Oireachtas Joint and Select Committees
Tuesday, 28 February 2023
Joint Oireachtas Committee on Education and Skills
Science, Technology, Engineering and Maths, STEM, in Irish Education: Discussion
Mr. John Curtis:
The supply issue is interesting. We all do surveys around where the shortages are and we give the information to the Department for it to look through. Many of our teachers teach out-of-field subjects. That is one of the issues to which Deputy Conway-Walsh referred. A mathematics class might be taught by a teacher who is not qualified in the area. That can percolate across the system and sometimes makes it difficult to have definitive figures as to what is going on. We are doing more work in that regard, as is the Department. As we move into senior cycle reform, the more empirical data we have to help us in that field, the better. There is work going on in that sphere.

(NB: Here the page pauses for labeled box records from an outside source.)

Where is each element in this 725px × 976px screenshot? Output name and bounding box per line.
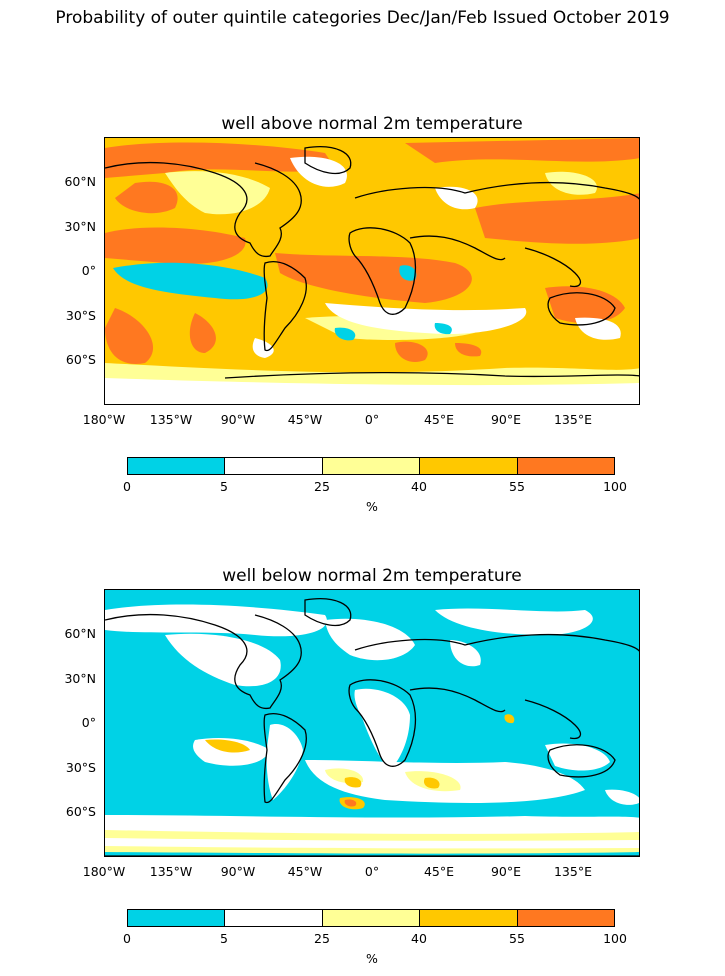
colorbar-tick: 55 [509,479,525,494]
lon-tick: 0° [364,864,380,879]
colorbar-tick: 25 [314,479,330,494]
lon-tick: 135°E [553,412,592,427]
colorbar-segment-orange [517,458,615,474]
colorbar-segment-yellow-orange [420,910,518,926]
lon-tick: 45°E [423,864,455,879]
panel-title-above: well above normal 2m temperature [221,114,523,134]
lon-tick: 90°E [490,864,522,879]
lat-tick: 0° [81,715,96,730]
colorbar-tick: 25 [314,931,330,946]
lon-tick: 180°W [82,412,126,427]
colorbar-segment-yellow-orange [420,458,518,474]
colorbar-unit: % [366,499,378,514]
colorbar-tick: 5 [220,479,228,494]
colorbar-tick: 100 [603,479,627,494]
map-above-normal [104,137,640,405]
lon-tick: 0° [364,412,380,427]
colorbar-tick: 55 [509,931,525,946]
colorbar-segment-orange [517,910,615,926]
colorbar-above [127,457,615,475]
lat-tick: 60°N [64,174,96,189]
lon-tick: 45°W [287,412,323,427]
lon-tick: 45°W [287,864,323,879]
lon-tick: 135°E [553,864,592,879]
lat-tick: 30°S [65,308,96,323]
lat-tick: 0° [81,263,96,278]
figure-title: Probability of outer quintile categories… [55,8,670,28]
colorbar-segment-light-yellow [322,458,421,474]
colorbar-segment-cyan [128,458,226,474]
colorbar-below [127,909,615,927]
map-below-normal [104,589,640,857]
colorbar-tick: 40 [411,931,427,946]
lon-tick: 90°W [220,412,256,427]
colorbar-unit: % [366,951,378,966]
colorbar-segment-cyan [128,910,226,926]
lon-tick: 45°E [423,412,455,427]
lat-tick: 30°N [64,671,96,686]
colorbar-tick: 5 [220,931,228,946]
colorbar-segment-white [225,458,323,474]
panel-title-below: well below normal 2m temperature [222,566,522,586]
colorbar-segment-light-yellow [322,910,421,926]
colorbar-segment-white [225,910,323,926]
lat-tick: 30°N [64,219,96,234]
colorbar-tick: 0 [123,479,131,494]
lon-tick: 135°W [149,412,193,427]
colorbar-tick: 0 [123,931,131,946]
lon-tick: 90°E [490,412,522,427]
lon-tick: 90°W [220,864,256,879]
lon-tick: 180°W [82,864,126,879]
lat-tick: 60°S [65,804,96,819]
colorbar-tick: 40 [411,479,427,494]
lat-tick: 30°S [65,760,96,775]
lat-tick: 60°S [65,352,96,367]
colorbar-tick: 100 [603,931,627,946]
lon-tick: 135°W [149,864,193,879]
lat-tick: 60°N [64,626,96,641]
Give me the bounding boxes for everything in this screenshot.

In my opening statement, I mentioned the number of resources available. STEM subjects are resource heavy. I am thinking of laboratories, science rooms, equipment and things like that. We have never looked at how to manage that properly. In some of these classes, we are dealing with a lower pupil-teacher ratio, PTR. Schools need extra resources to have some of these subjects in place. Systemically, we need to look at that to see how we can offer support in this area. The work we are doing on senior cycle reform will allow us to get more insight into what we want to do, going forward. Much of it comes back to helping us at school level. We know that principals and guidance counsellors would love to spend time, if they had it to spare, looking at the implications of some of this research. Many schools are putting some work into improving STEM education.

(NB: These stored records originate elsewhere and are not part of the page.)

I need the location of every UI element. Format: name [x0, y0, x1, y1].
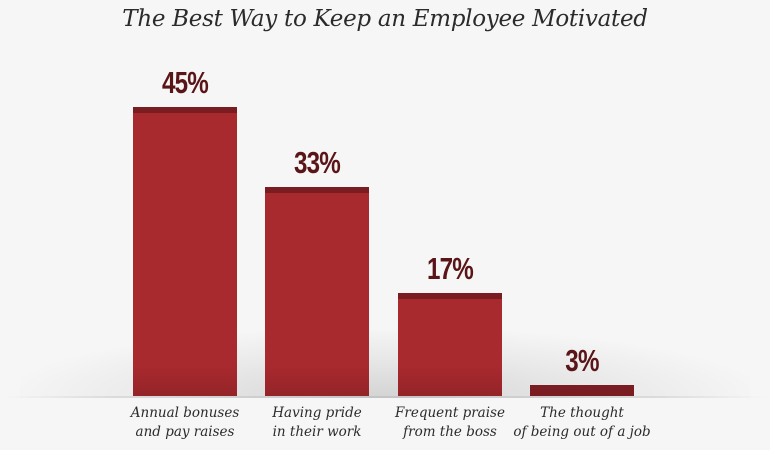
- category-label-line: The thought: [540, 405, 624, 421]
- category-label-line: Having pride: [272, 405, 362, 421]
- bar-cap: [265, 187, 369, 193]
- floor-shadow: [20, 330, 750, 398]
- bar-shade: [398, 366, 502, 396]
- category-label-line: Frequent praise: [395, 405, 505, 421]
- bar-thought-of-job-loss: [530, 385, 634, 396]
- bar-value-label: 33%: [293, 145, 341, 180]
- category-label: Frequent praise from the boss: [370, 404, 530, 442]
- category-label: The thought of being out of a job: [502, 404, 662, 442]
- bar-value-label: 45%: [161, 65, 209, 100]
- bar-value-label: 3%: [565, 343, 599, 378]
- bar-shade: [133, 366, 237, 396]
- bar-frequent-praise: [398, 293, 502, 396]
- bar-shade: [265, 366, 369, 396]
- category-label-line: and pay raises: [135, 424, 235, 440]
- category-label-line: in their work: [272, 424, 362, 440]
- chart-title: The Best Way to Keep an Employee Motivat…: [122, 6, 648, 32]
- category-label-line: of being out of a job: [513, 424, 651, 440]
- baseline: [0, 396, 770, 398]
- bar-value-label: 17%: [426, 251, 474, 286]
- bar-cap: [398, 293, 502, 299]
- category-label-line: from the boss: [403, 424, 497, 440]
- bar-cap: [133, 107, 237, 113]
- category-label: Annual bonuses and pay raises: [105, 404, 265, 442]
- bar-annual-bonuses: [133, 107, 237, 396]
- bar-cap: [530, 385, 634, 391]
- bar-having-pride: [265, 187, 369, 396]
- category-label: Having pride in their work: [237, 404, 397, 442]
- category-label-line: Annual bonuses: [130, 405, 240, 421]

The school self-evaluation, SSE, model will allow schools to do that. We probably need to do a little bit of work around that to prompt schools to look at this area more but at the moment there is still that little bit of emergency mode in schools around catching up and getting out of where we are. A recalibration is starting to take place where we are starting to look to the future. It is a good time to come back and look at STEM and see what we can do. We always make this plea when we are in here talking to the politicians. It goes back to the percentage of the national pie that we get in education financially. Mr. Irwin, Dr. Gormley and I will have different views as to how that money would be spent, as would the Department officials and the Minister and her officials, but if we got a bigger proportion of the pie the likes of ourselves, with the officials and the Minister's people, could be trusted to work out how best to spend it. There is that deficit there. The point I would always make is that we have one of the most highly respected education systems in the world but the OECD figures consistently tell us we are underinvesting. Why is that?